In their efforts to gain one of 17,200 spots in 128 medical schools in the U.S., pre-meds have taken on a cruel task. They have to measure themselves against the "ideal medical student," whom no one can define but everyone understands to be a cross between Picasso, Mother Teresa, and Louis Pasteur. Here is how this hybrid might look on paper: Sharp as a blade, he (or she) has a 3.8 grade point average (out of a possible 4.0) and scored 13 (out of a possible 15) on the MCAT: he's volunteered in a hospital for two years emptying bedpans for dying geriatrics: he's worked in a lab, washing test tubes and dissecting rats for a Nobel laureate: he strums guitar for fun but his true love is playing cello in the community chamber orchestra: he spent his junior year abroad in France, where he worked on a vendange for a month, harvesting grapes alongside Spanish and Greek laborers; he toured Togo and Upper Volta last summer to study health conditions there; and he was a history major with a minor in biochemistry.

What's incredible is that this standard is all too standard. There really are a lot of students applying to medical schools who have irresistible credentials, who look ... well, like young King Arthur might look in a white smock.

Nicole Moran, in charge of the Pre-Medical Advisory Committee, sees irony in the medical school selection process. "Medical schools say they want the guy who plays trumpet in the band, the champion surfer, the marathon runner, the symphony lover, and so on," she says. "But the reality is that the training they get in medical school robs them of these interests."

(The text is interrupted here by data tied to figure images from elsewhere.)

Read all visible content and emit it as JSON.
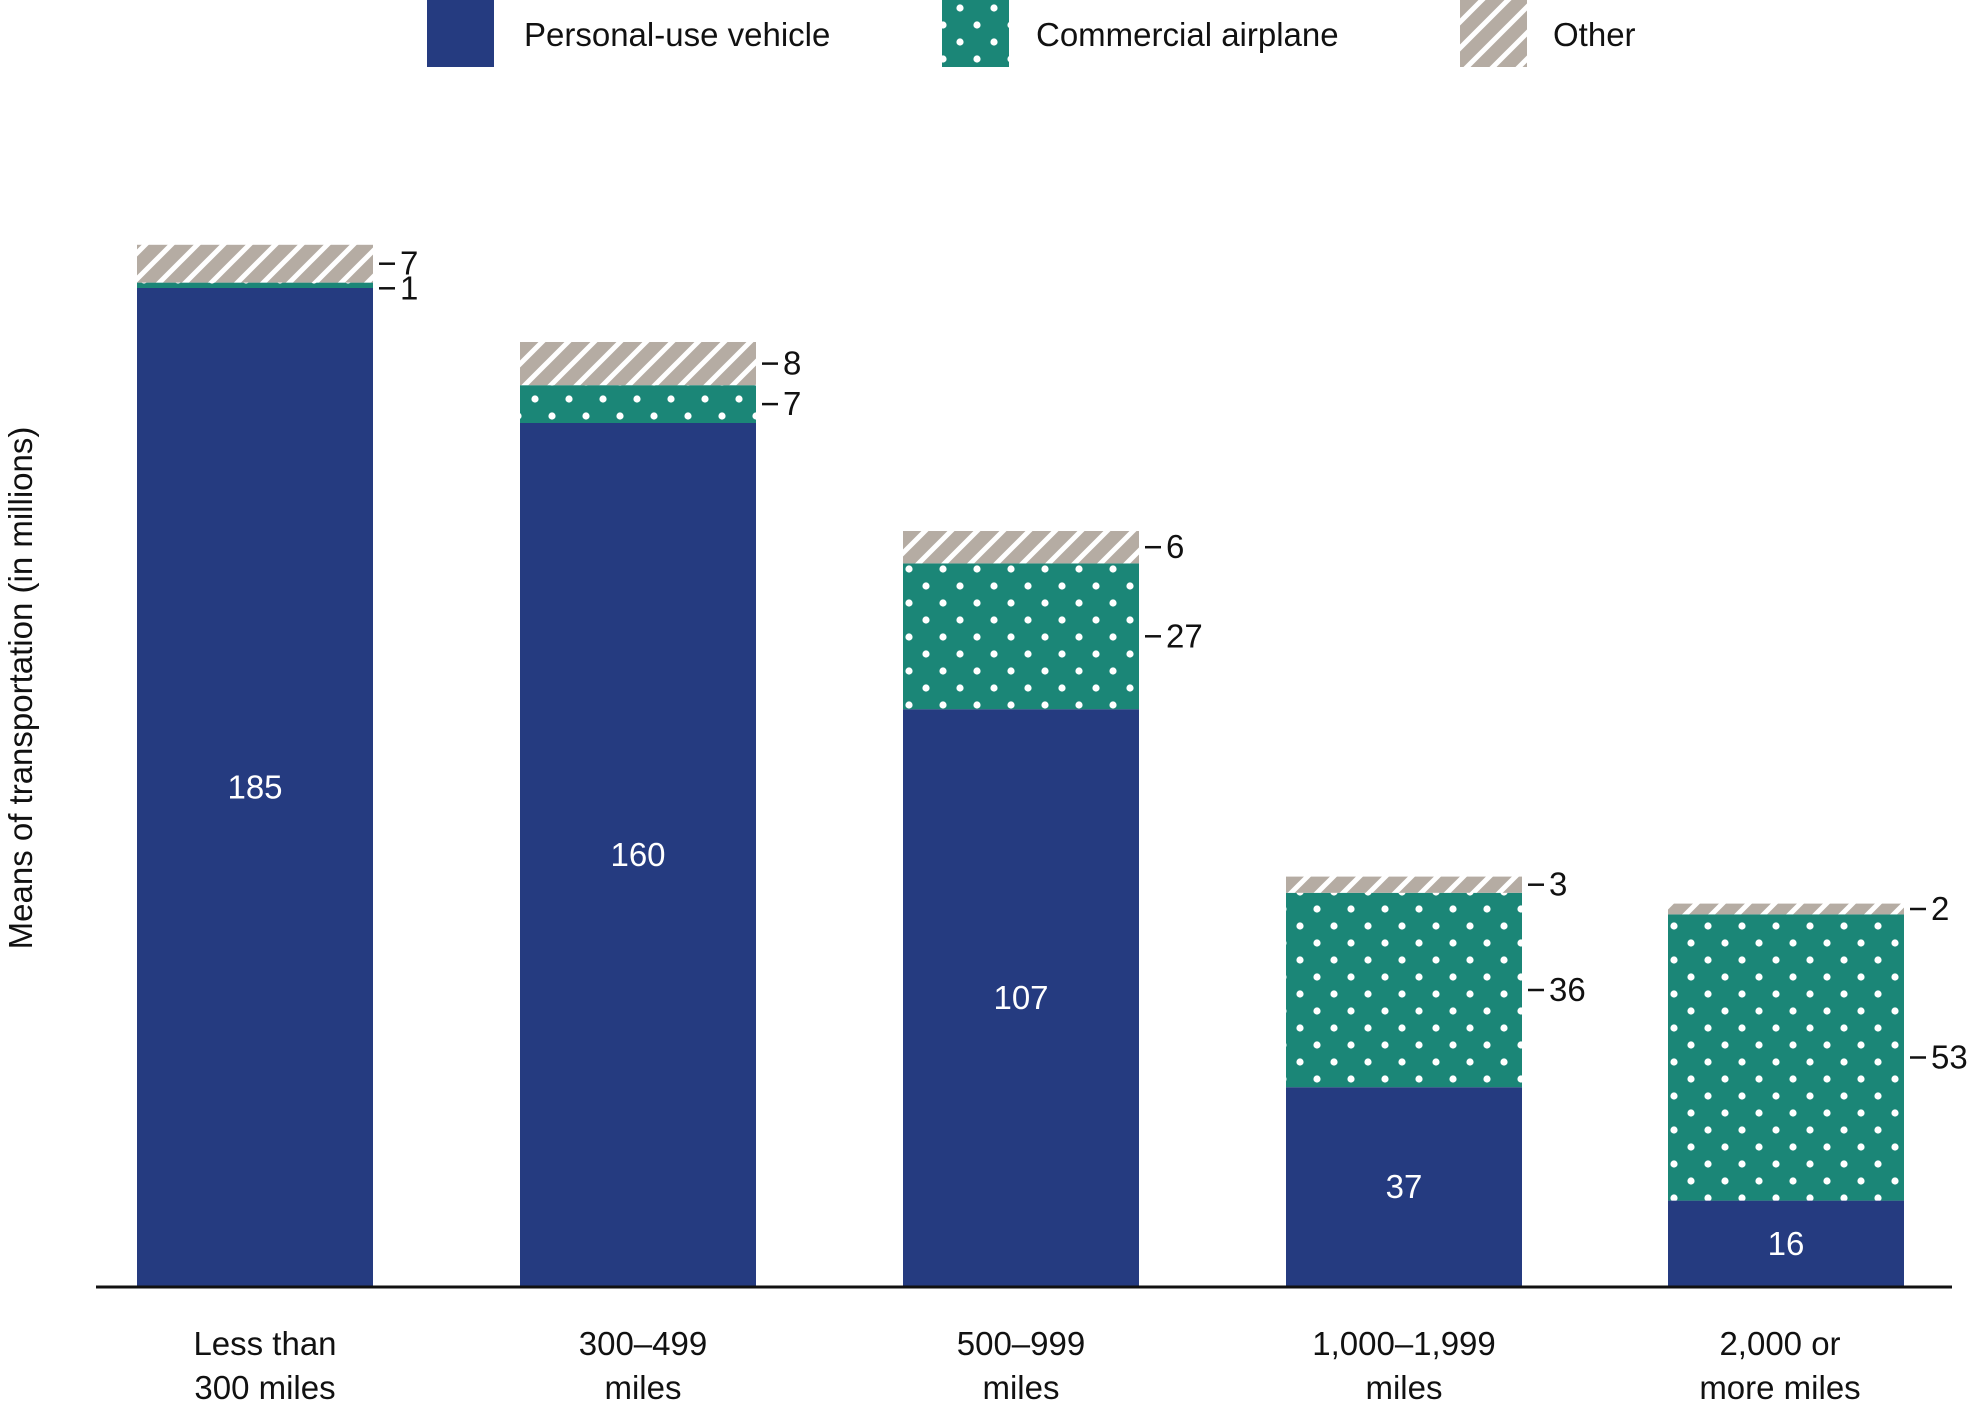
{
  "chart_data": {
    "type": "bar",
    "stacked": true,
    "categories": [
      [
        "Less than",
        "300 miles"
      ],
      [
        "300–499",
        "miles"
      ],
      [
        "500–999",
        "miles"
      ],
      [
        "1,000–1,999",
        "miles"
      ],
      [
        "2,000 or",
        "more miles"
      ]
    ],
    "series": [
      {
        "name": "Personal-use vehicle",
        "values": [
          185,
          160,
          107,
          37,
          16
        ],
        "color": "#253b80",
        "pattern": "solid",
        "label_position": "inside"
      },
      {
        "name": "Commercial airplane",
        "values": [
          1,
          7,
          27,
          36,
          53
        ],
        "color": "#1b8677",
        "pattern": "white-dots",
        "label_position": "outside-right"
      },
      {
        "name": "Other",
        "values": [
          7,
          8,
          6,
          3,
          2
        ],
        "color": "#b5aca3",
        "pattern": "white-diagonal-stripes",
        "label_position": "outside-right"
      }
    ],
    "ylabel": "Means of transportation (in millions)",
    "xlabel": "",
    "y_axis_ticks_shown": false,
    "ylim": [
      0,
      200
    ],
    "grid": false,
    "legend_position": "top-center"
  }
}
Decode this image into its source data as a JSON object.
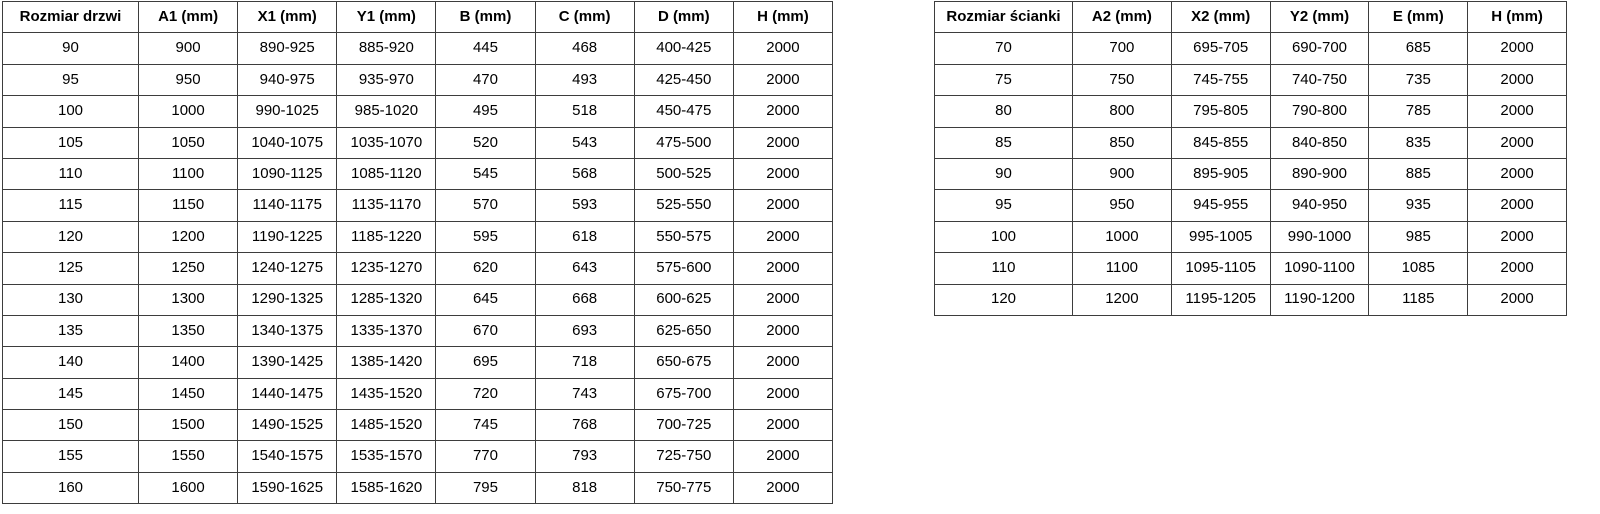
{
  "colors": {
    "background": "#ffffff",
    "border": "#3d3d3d",
    "text": "#000000"
  },
  "doors_table": {
    "headers": [
      "Rozmiar drzwi",
      "A1 (mm)",
      "X1 (mm)",
      "Y1 (mm)",
      "B (mm)",
      "C (mm)",
      "D (mm)",
      "H (mm)"
    ],
    "rows": [
      [
        "90",
        "900",
        "890-925",
        "885-920",
        "445",
        "468",
        "400-425",
        "2000"
      ],
      [
        "95",
        "950",
        "940-975",
        "935-970",
        "470",
        "493",
        "425-450",
        "2000"
      ],
      [
        "100",
        "1000",
        "990-1025",
        "985-1020",
        "495",
        "518",
        "450-475",
        "2000"
      ],
      [
        "105",
        "1050",
        "1040-1075",
        "1035-1070",
        "520",
        "543",
        "475-500",
        "2000"
      ],
      [
        "110",
        "1100",
        "1090-1125",
        "1085-1120",
        "545",
        "568",
        "500-525",
        "2000"
      ],
      [
        "115",
        "1150",
        "1140-1175",
        "1135-1170",
        "570",
        "593",
        "525-550",
        "2000"
      ],
      [
        "120",
        "1200",
        "1190-1225",
        "1185-1220",
        "595",
        "618",
        "550-575",
        "2000"
      ],
      [
        "125",
        "1250",
        "1240-1275",
        "1235-1270",
        "620",
        "643",
        "575-600",
        "2000"
      ],
      [
        "130",
        "1300",
        "1290-1325",
        "1285-1320",
        "645",
        "668",
        "600-625",
        "2000"
      ],
      [
        "135",
        "1350",
        "1340-1375",
        "1335-1370",
        "670",
        "693",
        "625-650",
        "2000"
      ],
      [
        "140",
        "1400",
        "1390-1425",
        "1385-1420",
        "695",
        "718",
        "650-675",
        "2000"
      ],
      [
        "145",
        "1450",
        "1440-1475",
        "1435-1520",
        "720",
        "743",
        "675-700",
        "2000"
      ],
      [
        "150",
        "1500",
        "1490-1525",
        "1485-1520",
        "745",
        "768",
        "700-725",
        "2000"
      ],
      [
        "155",
        "1550",
        "1540-1575",
        "1535-1570",
        "770",
        "793",
        "725-750",
        "2000"
      ],
      [
        "160",
        "1600",
        "1590-1625",
        "1585-1620",
        "795",
        "818",
        "750-775",
        "2000"
      ]
    ]
  },
  "walls_table": {
    "headers": [
      "Rozmiar ścianki",
      "A2 (mm)",
      "X2 (mm)",
      "Y2 (mm)",
      "E (mm)",
      "H (mm)"
    ],
    "rows": [
      [
        "70",
        "700",
        "695-705",
        "690-700",
        "685",
        "2000"
      ],
      [
        "75",
        "750",
        "745-755",
        "740-750",
        "735",
        "2000"
      ],
      [
        "80",
        "800",
        "795-805",
        "790-800",
        "785",
        "2000"
      ],
      [
        "85",
        "850",
        "845-855",
        "840-850",
        "835",
        "2000"
      ],
      [
        "90",
        "900",
        "895-905",
        "890-900",
        "885",
        "2000"
      ],
      [
        "95",
        "950",
        "945-955",
        "940-950",
        "935",
        "2000"
      ],
      [
        "100",
        "1000",
        "995-1005",
        "990-1000",
        "985",
        "2000"
      ],
      [
        "110",
        "1100",
        "1095-1105",
        "1090-1100",
        "1085",
        "2000"
      ],
      [
        "120",
        "1200",
        "1195-1205",
        "1190-1200",
        "1185",
        "2000"
      ]
    ]
  }
}
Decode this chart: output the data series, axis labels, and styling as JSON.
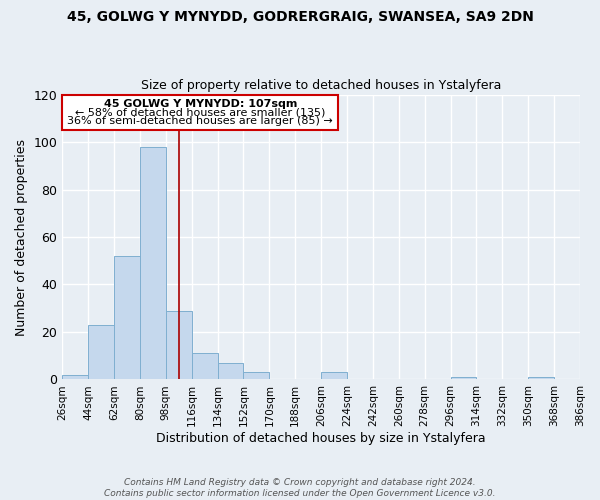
{
  "title": "45, GOLWG Y MYNYDD, GODRERGRAIG, SWANSEA, SA9 2DN",
  "subtitle": "Size of property relative to detached houses in Ystalyfera",
  "xlabel": "Distribution of detached houses by size in Ystalyfera",
  "ylabel": "Number of detached properties",
  "bin_edges": [
    26,
    44,
    62,
    80,
    98,
    116,
    134,
    152,
    170,
    188,
    206,
    224,
    242,
    260,
    278,
    296,
    314,
    332,
    350,
    368,
    386
  ],
  "bin_labels": [
    "26sqm",
    "44sqm",
    "62sqm",
    "80sqm",
    "98sqm",
    "116sqm",
    "134sqm",
    "152sqm",
    "170sqm",
    "188sqm",
    "206sqm",
    "224sqm",
    "242sqm",
    "260sqm",
    "278sqm",
    "296sqm",
    "314sqm",
    "332sqm",
    "350sqm",
    "368sqm",
    "386sqm"
  ],
  "bar_values": [
    2,
    23,
    52,
    98,
    29,
    11,
    7,
    3,
    0,
    0,
    3,
    0,
    0,
    0,
    0,
    1,
    0,
    0,
    1,
    0
  ],
  "bar_color": "#c5d8ed",
  "bar_edge_color": "#7fafd0",
  "marker_value": 107,
  "marker_color": "#aa0000",
  "ylim": [
    0,
    120
  ],
  "yticks": [
    0,
    20,
    40,
    60,
    80,
    100,
    120
  ],
  "annotation_title": "45 GOLWG Y MYNYDD: 107sqm",
  "annotation_line1": "← 58% of detached houses are smaller (135)",
  "annotation_line2": "36% of semi-detached houses are larger (85) →",
  "annotation_box_color": "#ffffff",
  "annotation_box_edge": "#cc0000",
  "footer_line1": "Contains HM Land Registry data © Crown copyright and database right 2024.",
  "footer_line2": "Contains public sector information licensed under the Open Government Licence v3.0.",
  "background_color": "#e8eef4",
  "grid_color": "#ffffff"
}
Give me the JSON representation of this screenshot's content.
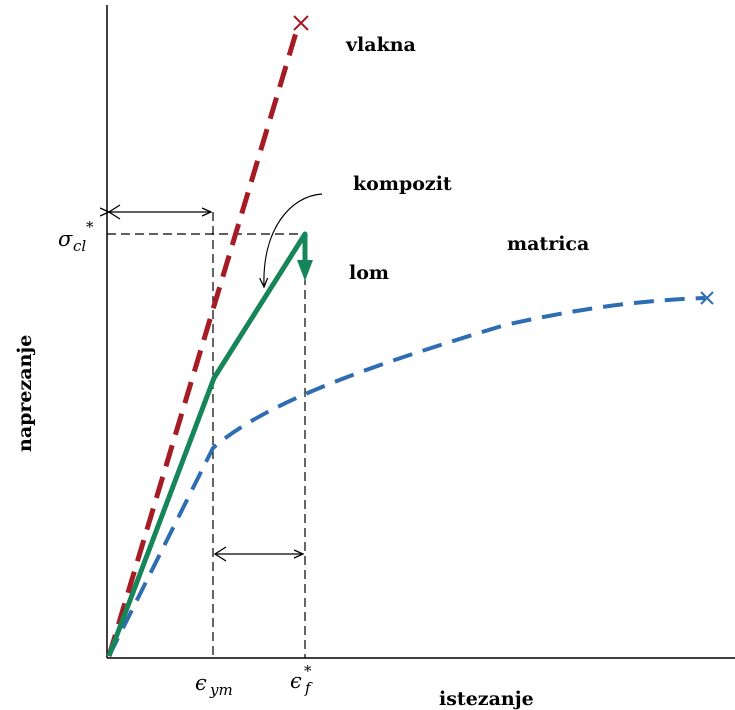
{
  "labels": {
    "fiber": "vlakna",
    "composite": "kompozit",
    "matrix": "matrica",
    "fracture": "lom",
    "x_axis": "istezanje",
    "y_axis": "naprezanje",
    "sigma_symbol": "σ",
    "sigma_sub": "cl",
    "sigma_sup": "*",
    "eps_ym_symbol": "ϵ",
    "eps_ym_sub": "ym",
    "eps_f_symbol": "ϵ",
    "eps_f_sub": "f",
    "eps_f_sup": "*"
  },
  "colors": {
    "fiber": "#a51c24",
    "composite": "#16855a",
    "matrix": "#2f6db3",
    "axis": "#000000"
  }
}
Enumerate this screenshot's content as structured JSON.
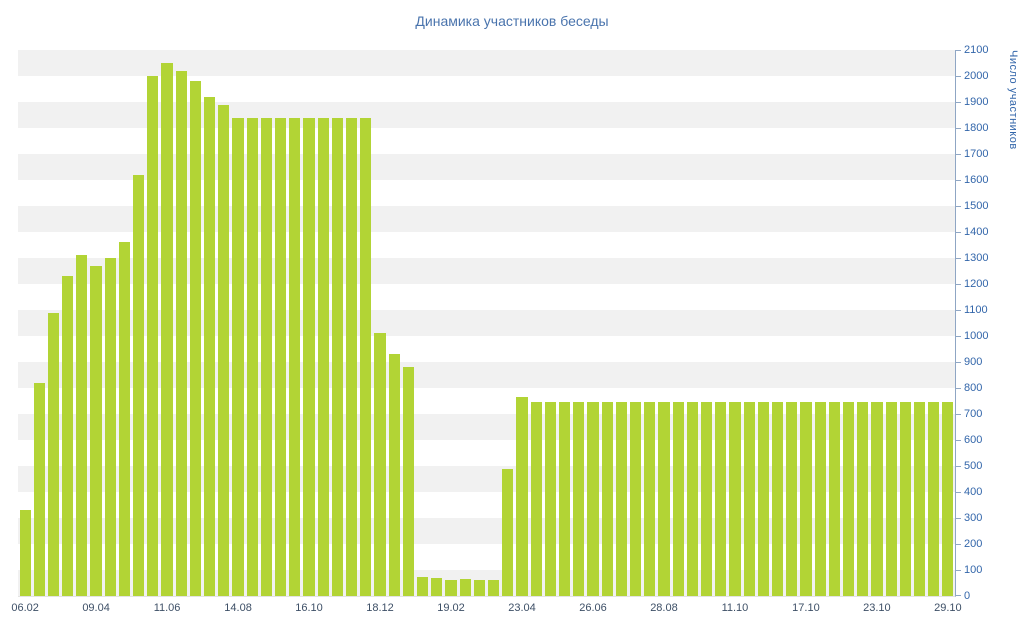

In one of Charles Spooner's medical school lectures, a second-year medical student stood up and made the same point, criticizing the UCSD medical school for being so "dehumanizing." Spooner says that he told her, "We choose people with high social commitment and altruism because we know their training is going to knock a lot of it out of them, and by the time they get through we want to be sure there's still some left."